Instruct matplotlib to show a figure:

plt.show()

This command can also be used within a Notebook - for instance, to display multiple figures if several are created by a single cell.

Plot data directly from a Pandas dataframe.

import pandas as pd
import matplotlib.pyplot as plt

data = pd.read_csv("data/Thames_Initiative_2009-2017.csv")
data["datetime"] = pd.to_datetime(data["Sampling Date"] + " " + data["Time of sampling"])
data = data.set_index(data.datetime)

dissolved_cols = [col for col in data.columns if col.startswith("Dissolved")]

site_name = "Thames at Wallingford"

f, ax = plt.subplots(figsize=(12,6))
site = data[data["Site name"] == site_name]
ax = site.loc["2011", dissolved_cols].plot(ax=ax)

ax.set_title(site_name)

By default, DataFrame.plot plots with the rows as the X axis.

Varying plot type

We can vary the plot type…

Here’s an example using the DataFrame convenience plotting

maxima = data.groupby("Site name").max()
maxima["Total Ca (mg/l)"].plot(kind="bar")
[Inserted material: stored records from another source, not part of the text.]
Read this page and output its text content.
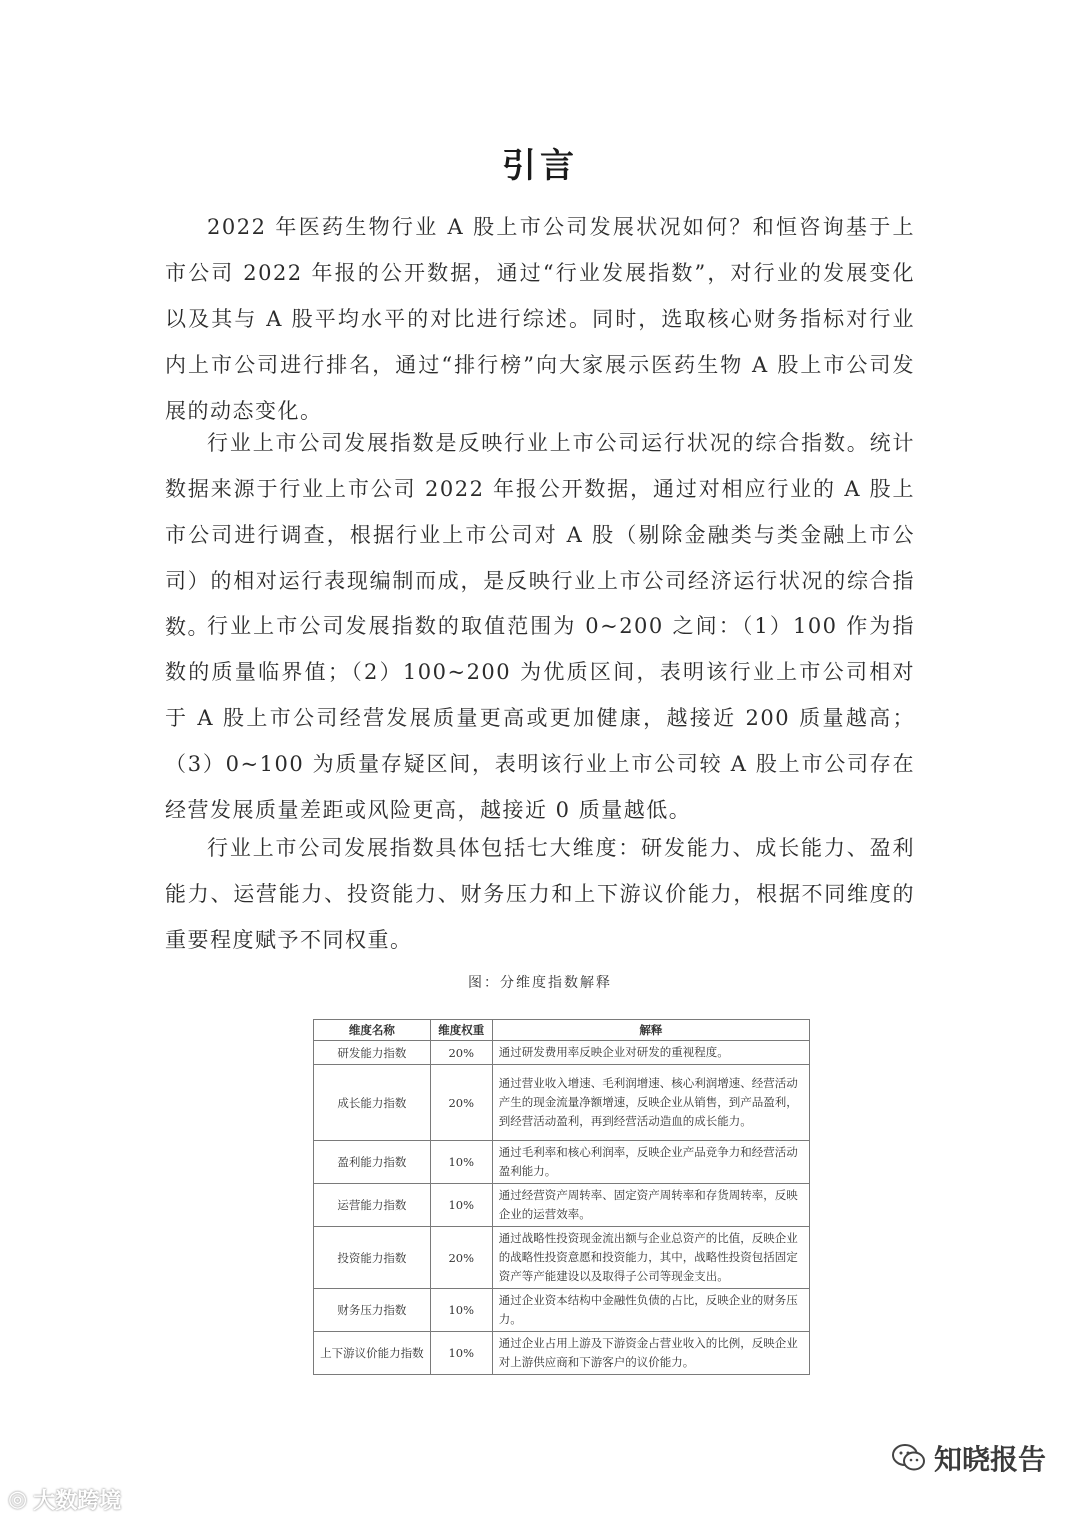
引言

2022 年医药生物行业 A 股上市公司发展状况如何？和恒咨询基于上市公司 2022 年报的公开数据，通过“行业发展指数”，对行业的发展变化以及其与 A 股平均水平的对比进行综述。同时，选取核心财务指标对行业内上市公司进行排名，通过“排行榜”向大家展示医药生物 A 股上市公司发展的动态变化。

行业上市公司发展指数是反映行业上市公司运行状况的综合指数。统计数据来源于行业上市公司 2022 年报公开数据，通过对相应行业的 A 股上市公司进行调查，根据行业上市公司对 A 股（剔除金融类与类金融上市公司）的相对运行表现编制而成，是反映行业上市公司经济运行状况的综合指数。

行业上市公司发展指数的取值范围为 0~200 之间：（1）100 作为指数的质量临界值；（2）100~200 为优质区间，表明该行业上市公司相对于 A 股上市公司经营发展质量更高或更加健康，越接近 200 质量越高；（3）0~100 为质量存疑区间，表明该行业上市公司较 A 股上市公司存在经营发展质量差距或风险更高，越接近 0 质量越低。

行业上市公司发展指数具体包括七大维度：研发能力、成长能力、盈利能力、运营能力、投资能力、财务压力和上下游议价能力，根据不同维度的重要程度赋予不同权重。

图：分维度指数解释
维度名称	维度权重	解释
研发能力指数	20%	通过研发费用率反映企业对研发的重视程度。
成长能力指数	20%	通过营业收入增速、毛利润增速、核心利润增速、经营活动产生的现金流量净额增速，反映企业从销售，到产品盈利，到经营活动盈利，再到经营活动造血的成长能力。
盈利能力指数	10%	通过毛利率和核心利润率，反映企业产品竞争力和经营活动盈利能力。
运营能力指数	10%	通过经营资产周转率、固定资产周转率和存货周转率，反映企业的运营效率。
投资能力指数	20%	通过战略性投资现金流出额与企业总资产的比值，反映企业的战略性投资意愿和投资能力，其中，战略性投资包括固定资产等产能建设以及取得子公司等现金支出。
财务压力指数	10%	通过企业资本结构中金融性负债的占比，反映企业的财务压力。
上下游议价能力指数	10%	通过企业占用上游及下游资金占营业收入的比例，反映企业对上游供应商和下游客户的议价能力。
◎ 大数跨境
知晓报告
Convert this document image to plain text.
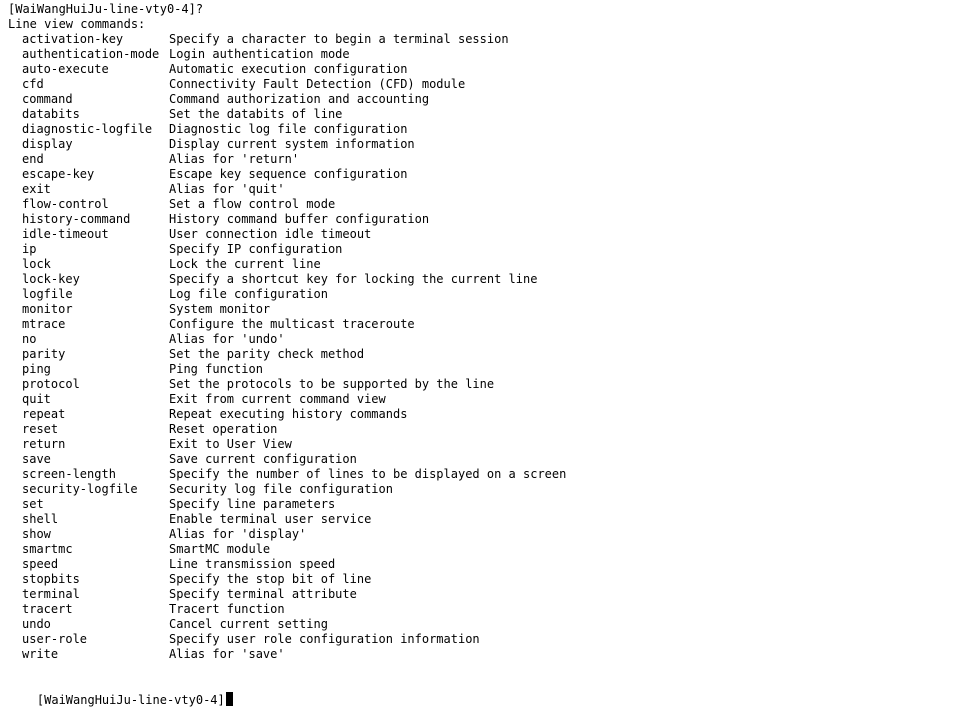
[WaiWangHuiJu-line-vty0-4]?
Line view commands:
activation-key	Specify a character to begin a terminal session
authentication-mode Login authentication mode
auto-execute	Automatic execution configuration
cfd	Connectivity Fault Detection (CFD) module
command	Command authorization and accounting
databits	Set the databits of line
diagnostic-logfile Diagnostic log file configuration
display	Display current system information
end	Alias for 'return'
escape-key	Escape key sequence configuration
exit	Alias for 'quit'
flow-control	Set a flow control mode
history-command	History command buffer configuration
idle-timeout	User connection idle timeout
ip	Specify IP configuration
lock	Lock the current line
lock-key	Specify a shortcut key for locking the current line
logfile	Log file configuration
monitor	System monitor
mtrace	Configure the multicast traceroute
no	Alias for 'undo'
parity	Set the parity check method
ping	Ping function
protocol	Set the protocols to be supported by the line
quit	Exit from current command view
repeat	Repeat executing history commands
reset	Reset operation
return	Exit to User View
save	Save current configuration
screen-length	Specify the number of lines to be displayed on a screen
security-logfile	Security log file configuration
set	Specify line parameters
shell	Enable terminal user service
show	Alias for 'display'
smartmc	SmartMC module
speed	Line transmission speed
stopbits	Specify the stop bit of line
terminal	Specify terminal attribute
tracert	Tracert function
undo	Cancel current setting
user-role	Specify user role configuration information
write	Alias for 'save'

[WaiWangHuiJu-line-vty0-4]
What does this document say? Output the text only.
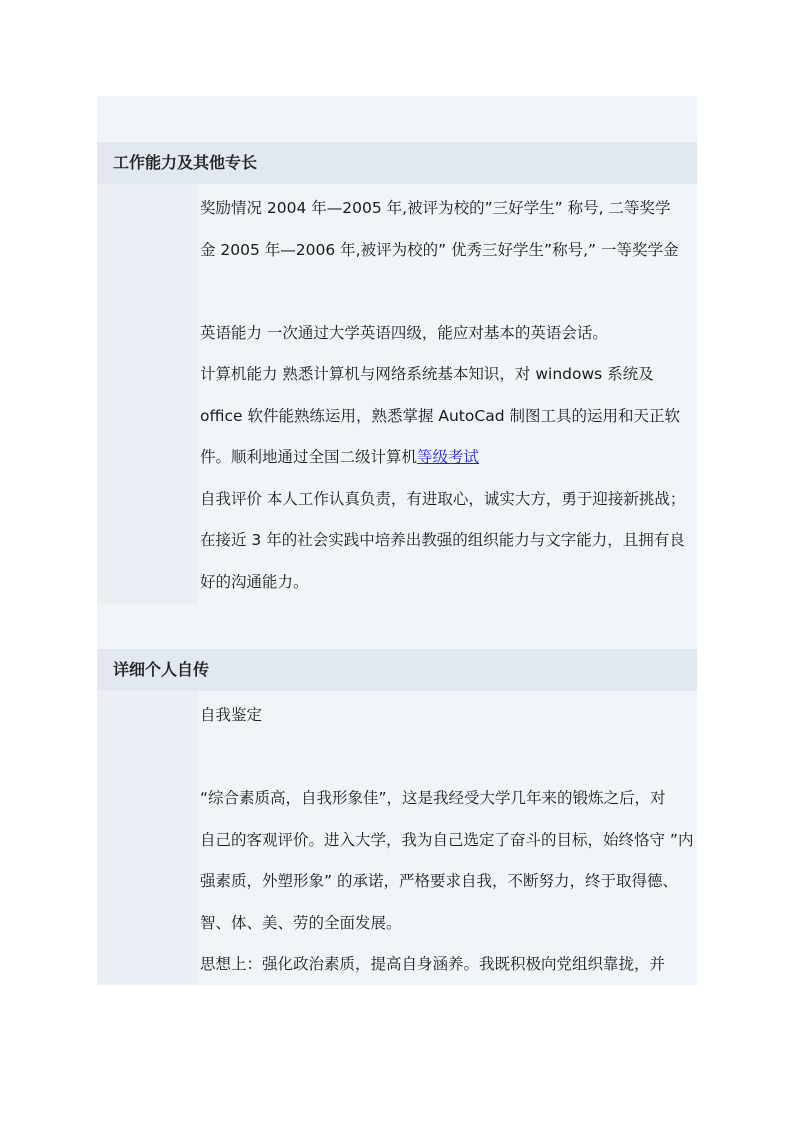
工作能力及其他专长
奖励情况 2004 年—2005 年,被评为校的”三好学生” 称号, 二等奖学
金 2005 年—2006 年,被评为校的” 优秀三好学生”称号,” 一等奖学金
英语能力 一次通过大学英语四级，能应对基本的英语会话。
计算机能力 熟悉计算机与网络系统基本知识，对 windows 系统及
office 软件能熟练运用，熟悉掌握 AutoCad 制图工具的运用和天正软
件。顺利地通过全国二级计算机等级考试
自我评价 本人工作认真负责，有进取心，诚实大方，勇于迎接新挑战；
在接近 3 年的社会实践中培养出教强的组织能力与文字能力，且拥有良
好的沟通能力。
详细个人自传
自我鉴定
“综合素质高，自我形象佳”，这是我经受大学几年来的锻炼之后，对
自己的客观评价。进入大学，我为自己选定了奋斗的目标，始终恪守 ”内
强素质，外塑形象” 的承诺，严格要求自我，不断努力，终于取得德、
智、体、美、劳的全面发展。
思想上：强化政治素质，提高自身涵养。我既积极向党组织靠拢，并
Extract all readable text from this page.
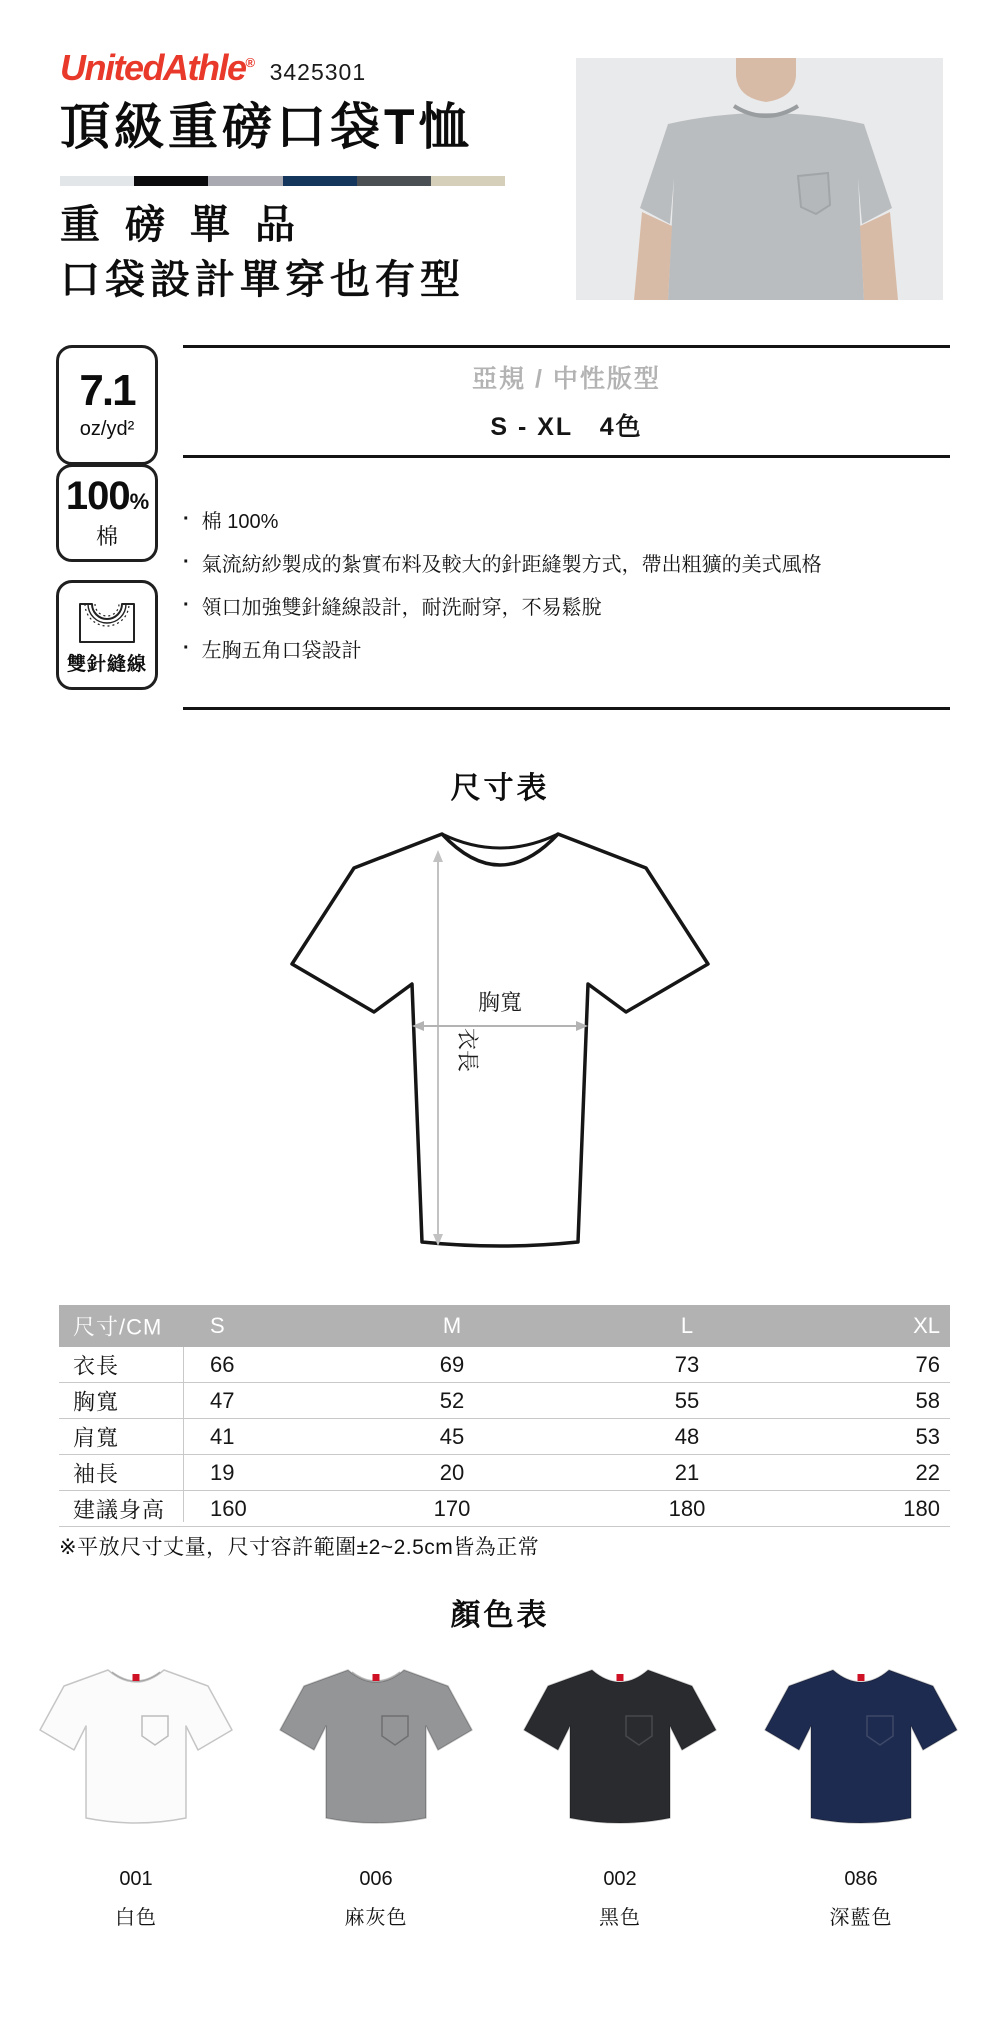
UnitedAthle® 3425301
頂級重磅口袋T恤
重磅單品
口袋設計單穿也有型
7.1
oz/yd²
亞規 / 中性版型
S - XL　4色
100%
棉
雙針縫線
· 棉 100%
· 氣流紡紗製成的紮實布料及較大的針距縫製方式，帶出粗獷的美式風格
· 領口加強雙針縫線設計，耐洗耐穿，不易鬆脫
· 左胸五角口袋設計
尺寸表
衣長
胸寬
尺寸/CM S	M	L	XL
衣長	66	69	73	76
胸寬	47	52	55	58
肩寬	41	45	48	53
袖長	19	20	21	22
建議身高 160	170	180	180
※平放尺寸丈量，尺寸容許範圍±2~2.5cm皆為正常
顏色表
001
白色
006
麻灰色
002
黑色
086
深藍色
One can over plot many datasets with repeated calls to plot functions like scatter, bar, hist, etc.

We can also add a legend by using the label keyword for each dataset and then calling ax.legend()

Here’s an example using the matplotlib figure and axis notation

f, ax = plt.subplots(figsize=(12, 6))
alpha = 0.5
subset = data.iloc[::10, ]
ax.scatter(subset.index, subset.loc[:, "Total Cu (ug/l)"], c="red", label="Copper", alpha=alpha)
ax.scatter(subset.index, subset.loc[:, "Total Zn (ug/l)"], c="grey", label="Zinc", alpha=alpha)
ax.scatter(subset.index, subset.loc[:, "Total Mn (ug/l)"], c="purple", label="Manganese", alpha=alpha)
ax.set_ylim(0, 40)
ax.set_ylabel("Element concentration (ug/l)")
ax.set_xlabel("Time")
ax.legend()

And lastly, here’s another plot type, a histogram

import numpy as np
f, ax = plt.subplots()
ax.hist(data["Mean daily flow (m3/s)"], bins=np.logspace(0, 2, 50))
ax.set_xscale("log")
ax.set_xlabel("Mean daily flow (m3/s)")
ax.set_ylabel("Frequency")

Saving your plot to a file

f.savefig('plot.png')

Key Points

  • matplotlib is the most widely used scientific plotting library in Python.

  • Plot data directly from a Pandas dataframe.

  • Select and transform data, then plot it.

  • Many styles of plot are available: see the Python Graph Gallery for more options.

  • Can plot many sets of data together.